Vie du campus

Tariq Ramadan : symptôme du mal-être français ?

Medinat Ashabaab
Troisième article issu du partenariat entre LaPéniche et Medinat Ashabaab, journal étudiant du campus de Menton ! Hamza el Hayani nous livre un billet de mauvaise humeur contre la diabolisation de Tariq Ramadan : au delà des polémiques, est-elle symptomatique d’un « mal être français » vis à vis de l’islam ?

Comme préliminaire à cet article, des sentiments. Il y a des sentiments qui vous habitent à certains moments. De l’indignation à la peine, en passant même, à certains égards, par une profonde révolte intime. C’est précisément ce que je ressens lorsque je constate ces manipulations politiciennes, dont nous sommes souvent l’objet. En pleines élections cantonales, on doit néanmoins se forcer à ne pas laisser place à ces émotions qui nous aveuglent.

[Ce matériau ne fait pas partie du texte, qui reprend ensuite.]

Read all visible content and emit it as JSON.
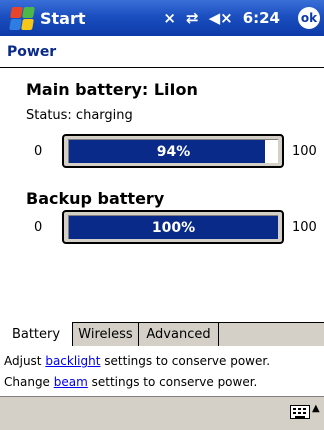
{
  "titlebar": {
    "title": "Start",
    "icons": [
      "connectivity-off-icon",
      "sync-icon",
      "speaker-muted-icon"
    ],
    "time": "6:24",
    "ok_label": "ok"
  },
  "header": {
    "title": "Power"
  },
  "main_battery": {
    "title": "Main battery: LiIon",
    "status": "Status: charging",
    "min": "0",
    "max": "100",
    "percent_text": "94%",
    "level": 0.94
  },
  "backup_battery": {
    "title": "Backup battery",
    "min": "0",
    "max": "100",
    "percent_text": "100%",
    "level": 1.0
  },
  "tabs": [
    {
      "label": "Battery",
      "active": true
    },
    {
      "label": "Wireless",
      "active": false
    },
    {
      "label": "Advanced",
      "active": false
    }
  ],
  "hints": {
    "line1_pre": "Adjust ",
    "line1_link": "backlight",
    "line1_post": " settings to conserve power.",
    "line2_pre": "Change ",
    "line2_link": "beam",
    "line2_post": " settings to conserve power."
  },
  "colors": {
    "titlebar": "#1b4fc0",
    "bar_fill": "#0a2a8a",
    "header_text": "#0a2a8a"
  }
}
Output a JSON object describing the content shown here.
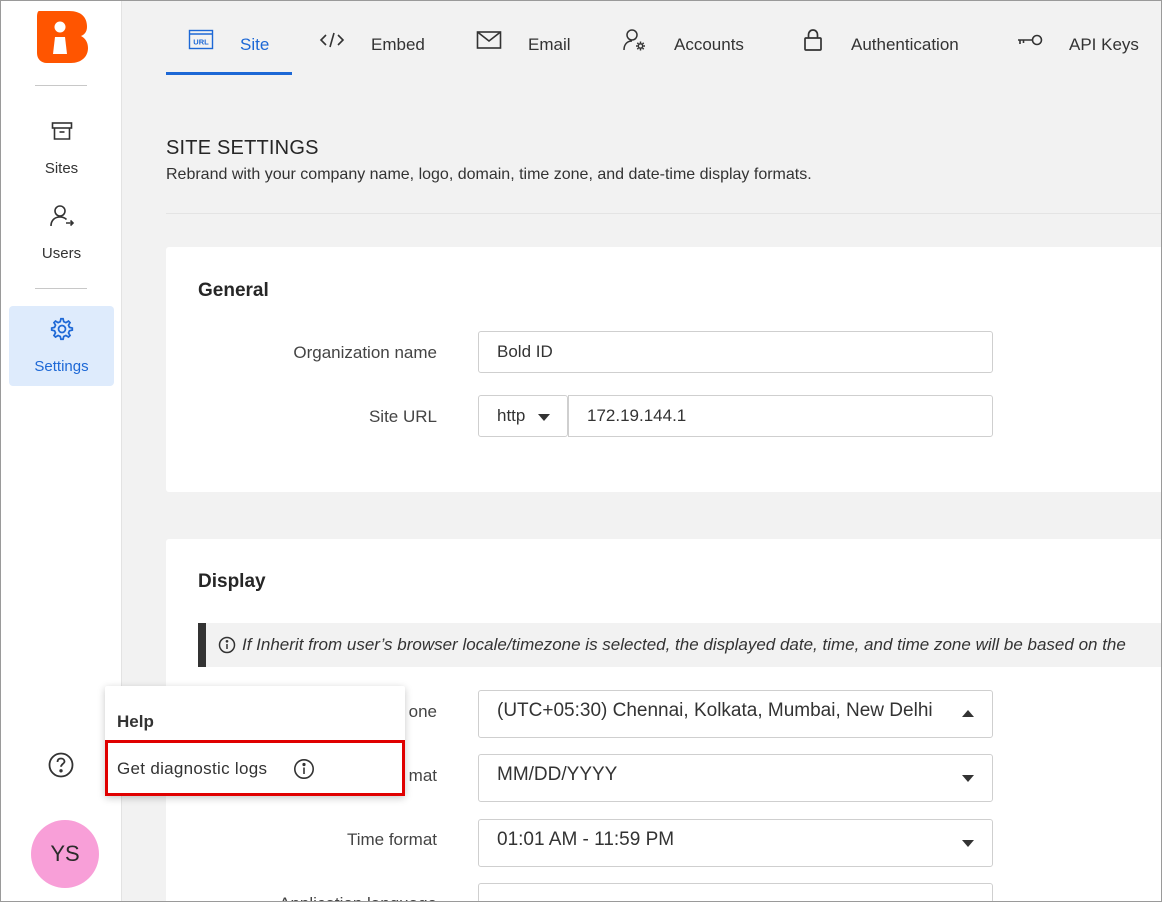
{
  "sidebar": {
    "logo_letter": "B",
    "items": [
      {
        "label": "Sites",
        "icon": "archive-box-icon"
      },
      {
        "label": "Users",
        "icon": "users-icon"
      },
      {
        "label": "Settings",
        "icon": "gear-icon"
      }
    ],
    "help_icon": "question-circle-icon",
    "avatar_initials": "YS"
  },
  "tabs": [
    {
      "label": "Site",
      "icon": "url-icon",
      "active": true
    },
    {
      "label": "Embed",
      "icon": "code-icon"
    },
    {
      "label": "Email",
      "icon": "envelope-icon"
    },
    {
      "label": "Accounts",
      "icon": "user-gear-icon"
    },
    {
      "label": "Authentication",
      "icon": "lock-icon"
    },
    {
      "label": "API Keys",
      "icon": "key-icon"
    }
  ],
  "header": {
    "title": "SITE SETTINGS",
    "subtitle": "Rebrand with your company name, logo, domain, time zone, and date-time display formats."
  },
  "general": {
    "title": "General",
    "org_label": "Organization name",
    "org_value": "Bold ID",
    "url_label": "Site URL",
    "protocol": "http",
    "url_value": "172.19.144.1"
  },
  "display": {
    "title": "Display",
    "info": "If Inherit from user’s browser locale/timezone is selected, the displayed date, time, and time zone will be based on the",
    "timezone_label": "one",
    "timezone_value": "(UTC+05:30) Chennai, Kolkata, Mumbai, New Delhi",
    "date_label": "mat",
    "date_value": "MM/DD/YYYY",
    "time_label": "Time format",
    "time_value": "01:01 AM - 11:59 PM",
    "lang_label": "Application language"
  },
  "help_popup": {
    "title": "Help",
    "item_label": "Get diagnostic logs",
    "item_icon": "info-circle-icon"
  },
  "colors": {
    "accent": "#1d68d6",
    "logo": "#ff5500",
    "avatar": "#f89fd8",
    "highlight": "#e00000"
  }
}
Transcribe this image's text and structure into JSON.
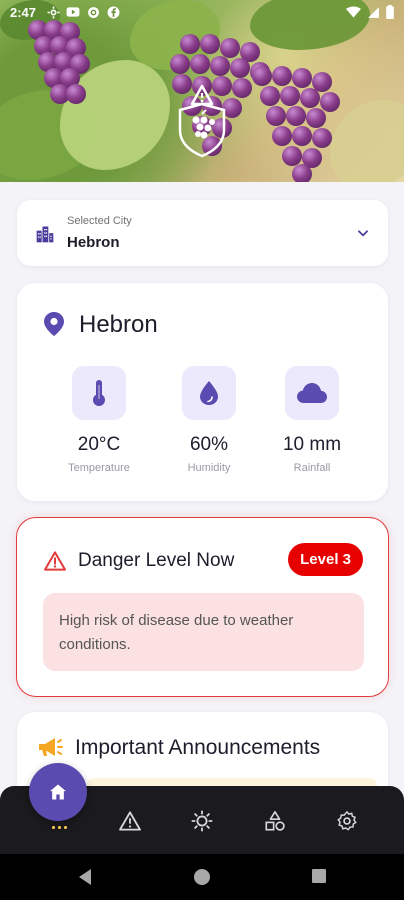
{
  "status_bar": {
    "time": "2:47",
    "icons": [
      "gear-icon",
      "youtube-icon",
      "at-icon",
      "facebook-icon"
    ],
    "right_icons": [
      "wifi-icon",
      "signal-icon",
      "battery-icon"
    ]
  },
  "hero": {
    "image": "grapes-vineyard",
    "overlay_icon": "grape-shield-warning-icon"
  },
  "city_selector": {
    "caption": "Selected City",
    "value": "Hebron",
    "icon": "buildings-icon",
    "chevron": "chevron-down-icon"
  },
  "weather": {
    "city": "Hebron",
    "metrics": [
      {
        "value": "20°C",
        "label": "Temperature",
        "icon": "thermometer-icon"
      },
      {
        "value": "60%",
        "label": "Humidity",
        "icon": "droplet-icon"
      },
      {
        "value": "10 mm",
        "label": "Rainfall",
        "icon": "cloud-icon"
      }
    ]
  },
  "danger": {
    "title": "Danger Level Now",
    "level": "Level 3",
    "message": "High risk of disease due to weather conditions.",
    "accent_color": "#e60000"
  },
  "announcements": {
    "title": "Important Announcements",
    "icon": "megaphone-icon"
  },
  "bottom_nav": {
    "items": [
      "home-icon",
      "warning-icon",
      "sun-icon",
      "shapes-icon",
      "settings-icon"
    ],
    "active": "home-icon"
  },
  "colors": {
    "primary": "#5a4bb0",
    "icon_bg": "#ebe9fb",
    "danger": "#e23b3b"
  }
}
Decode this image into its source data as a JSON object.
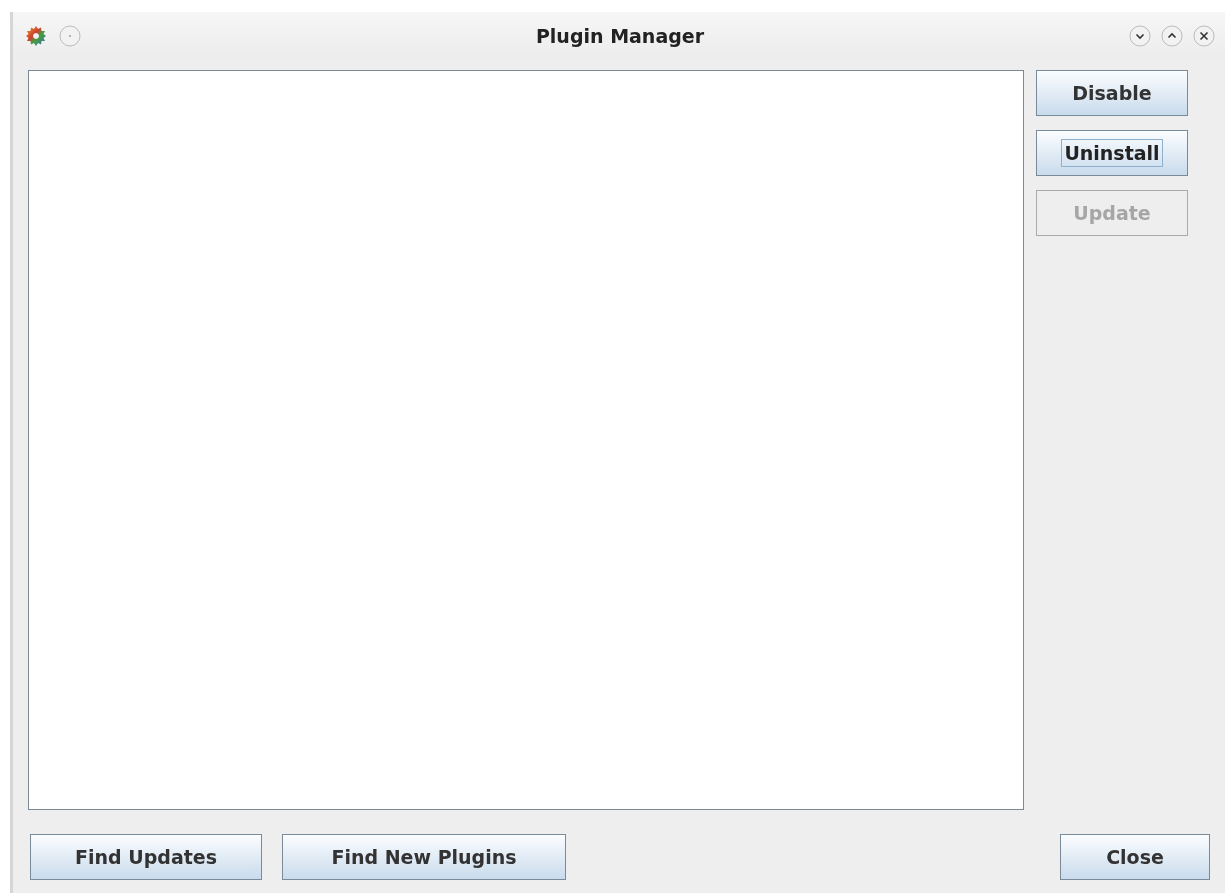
{
  "window": {
    "title": "Plugin Manager"
  },
  "side_buttons": [
    {
      "label": "Disable",
      "disabled": false,
      "focused": false
    },
    {
      "label": "Uninstall",
      "disabled": false,
      "focused": true
    },
    {
      "label": "Update",
      "disabled": true,
      "focused": false
    }
  ],
  "bottom_buttons": [
    {
      "label": "Find Updates",
      "disabled": false,
      "focused": false
    },
    {
      "label": "Find New Plugins",
      "disabled": false,
      "focused": false
    }
  ],
  "close_button": {
    "label": "Close",
    "disabled": false,
    "focused": false
  }
}
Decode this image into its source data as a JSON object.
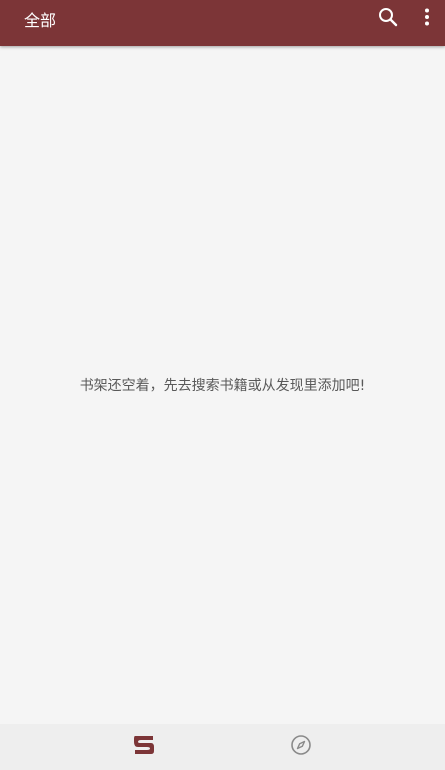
{
  "header": {
    "title": "全部",
    "search_icon": "search-icon",
    "more_icon": "more-vert-icon"
  },
  "main": {
    "empty_message": "书架还空着，先去搜索书籍或从发现里添加吧!"
  },
  "bottom_nav": {
    "items": [
      {
        "icon": "bookshelf-icon",
        "active": true
      },
      {
        "icon": "discover-compass-icon",
        "active": false
      }
    ]
  },
  "colors": {
    "primary": "#7c3537",
    "background": "#f5f5f5",
    "bottom_nav_background": "#eeeeee",
    "text_secondary": "#595959",
    "icon_inactive": "#8a8a8a"
  }
}
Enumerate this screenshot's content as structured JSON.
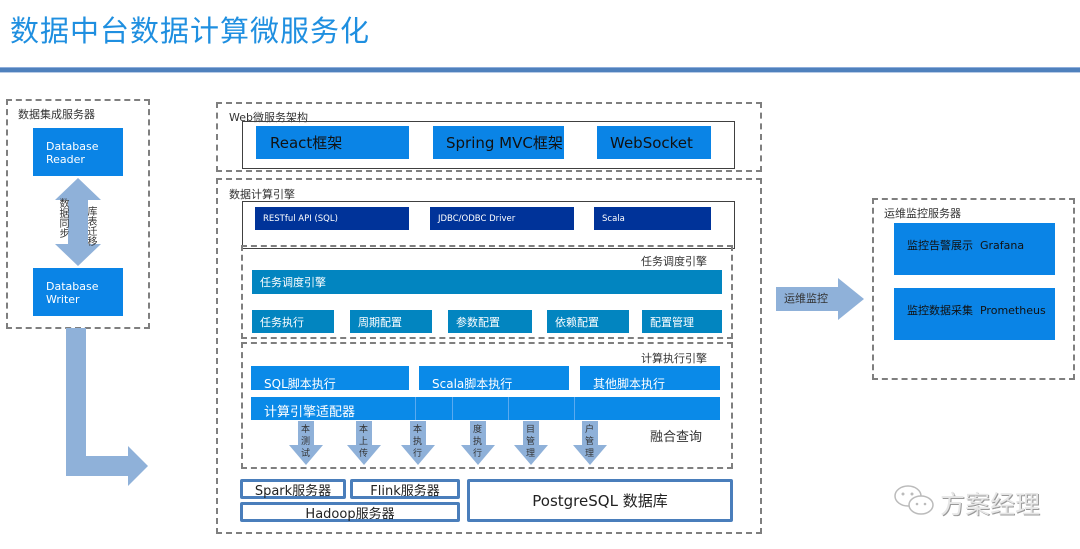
{
  "title": "数据中台数据计算微服务化",
  "integration": {
    "title": "数据集成服务器",
    "reader": "Database Reader",
    "writer": "Database Writer",
    "sync_left": "数据同步",
    "sync_right": "库表迁移"
  },
  "web": {
    "title": "Web微服务架构",
    "items": [
      "React框架",
      "Spring MVC框架",
      "WebSocket"
    ]
  },
  "compute": {
    "title": "数据计算引擎",
    "apis": [
      "RESTful API (SQL)",
      "JDBC/ODBC Driver",
      "Scala"
    ],
    "scheduler": {
      "label": "任务调度引擎",
      "bar": "任务调度引擎",
      "items": [
        "任务执行",
        "周期配置",
        "参数配置",
        "依赖配置",
        "配置管理"
      ]
    },
    "executor": {
      "label": "计算执行引擎",
      "scripts": [
        "SQL脚本执行",
        "Scala脚本执行",
        "其他脚本执行"
      ],
      "adapter": "计算引擎适配器",
      "arrows": [
        "本测试",
        "本上传",
        "本执行",
        "度执行",
        "目管理",
        "户管理"
      ],
      "fusion": "融合查询"
    },
    "servers": {
      "spark": "Spark服务器",
      "flink": "Flink服务器",
      "hadoop": "Hadoop服务器",
      "postgres": "PostgreSQL 数据库"
    }
  },
  "ops": {
    "arrow_label": "运维监控",
    "title": "运维监控服务器",
    "items": [
      "监控告警展示  Grafana",
      "监控数据采集  Prometheus"
    ]
  },
  "watermark": "方案经理",
  "colors": {
    "title": "#1f8fe0",
    "rule": "#4f81bd",
    "box_blue": "#0a84e6",
    "navy": "#003399",
    "teal": "#0285c0",
    "arrow": "#8fb1d9"
  }
}
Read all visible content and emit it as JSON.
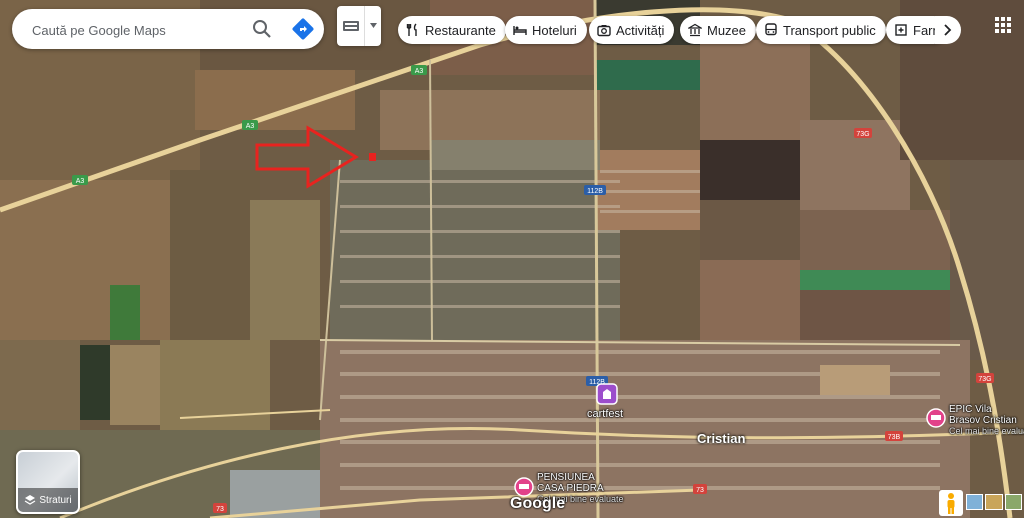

S’affranchir des passions qui nous emprisonnent pour recourir à la raison qui nous libère. Les enjeux politiques sont bien trop importants pour se permettre une analyse passionnée du débat. Revenons à cette polémique ayant perturbé le climat politique français.

Tout a commencé lorsque le Nouvel Observateur a lancé une pétition s’élevant contre ce « débat-procès de l’Islam ». Cela semble compréhensible et louable au vu de toute cette cacophonie politique brouillant les termes du débat. C’est à ce flou volontairement diffusé par le faux-débat sur l’identité nationale, l’affaire du « voile intégral », en passant par les « fidèles en prière colonisant les rues », ou encore la question réchauffée de la « laïcité » que la pétition s’oppose en dénonçant cette manœuvre politicienne. Cette pétition fut signé par de nombreuses personnalités, au premier rang desquels Tahar Ben Jelloun, Daniel Cohn-Bendit, Olivier Roy et Abdennour Bidar. Certains responsables socialistes s’étaient aussi joints à cette cause, dont Martine Aubry et Laurent Fabius. Une lueur d’espoir dans un sombre contexte. Des femmes et des hommes, de différents horizons politique et idéologique, se sont réunis contre l’instrumentalisation de la peur réelle des Français à l’approche d’élections cruciales, et pour une reconnaissance de l’Islam en tant que religion française. Un espoir, donc.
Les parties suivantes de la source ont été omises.